GF_Landsat = GF_Landsat.map(scaleError);

b. Visualization of HISTARFM data

Once the HISTARFM dataset is prepared, the RGB gap-filled Landsat reflectance mosaic filtered to a specific month and its first band error are displayed considering their visualization parameters.

// Set map options.
Map.setOptions('HYBRID');
Map.setCenter(14.76, 49.28, 4);

// Subset a single month for display (e.g. July, the 7th month).
var julyImg = GF_Landsat.filter(ee.Filter.eq('month', 7));

// Display the RGB gap-filled Landsat reflectance mosaic to the map.
var imageVisParam = {
  'opacity': 1,
  'bands': ['B3_mean_post', 'B2_mean_post', 'B1_mean_post'],
  'min': 0,
  'max': 2500,
  'gamma': 1
};
Map.addLayer(julyImg, imageVisParam, 'example July RGB');

// Display the error gap-filled Landsat reflectance mosaic to the map.
var imageVisParam =
    {'opacity': 1, 'bands': ['P1_postSD'], 'min': 0, 'max': 200, 'gamma': 1};
Map.addLayer(GF_Landsat, imageVisParam, 'example error B1');

Example of a mosaic of the HISTARFM data over Europe for a given date

2. Calculate the timing and value of the maximum NDVI

The Normalized Difference Vegetation Index (NDVI) is the most widely used among the vast options of remotely sensed vegetation indices. The annual maximum value of NDVI is especially relevant in many studies as it represents the best status the vegetation can achieve in a growing season related to characteristics such as biomass, health, and photosynthetic capacity. To achieve this goal, the gap-free observations provided by the HISTARFM to correctly track vegetation phenology are very beneficial.
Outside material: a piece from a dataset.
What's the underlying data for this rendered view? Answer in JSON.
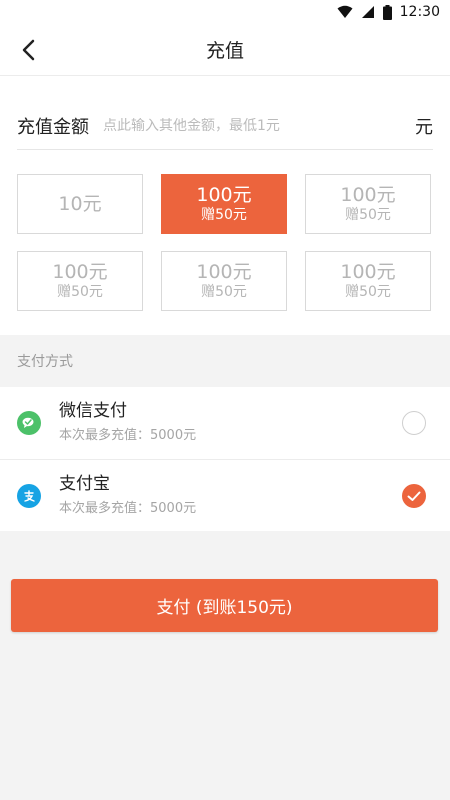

a. Calculate the NDVI and its error

The NDVI is based on the RED and NIR reflectances difference defined as follows:

$$ NDVI = \frac{NIR-RED}{NIR+RED} $$

As HISTARFM provides the reflectance values and reflectance uncertainties, it is possible to calculate the NDVI error using standard error propagation approach. Under the assumption of independence among the input variables, it is possible to obtain the error using a simplified approach:

$$ \epsilon(NDVI) = \frac{2}{(NIR+RED)^2} \cdot \sqrt{NIR^2 \cdot \epsilon(RED)^2 + RED^2 \cdot \epsilon(NIR)^2} $$

Reminder: NIR reflectance is the band called B4_mean_post and the RED is B3_mean_post in HISTARFM database.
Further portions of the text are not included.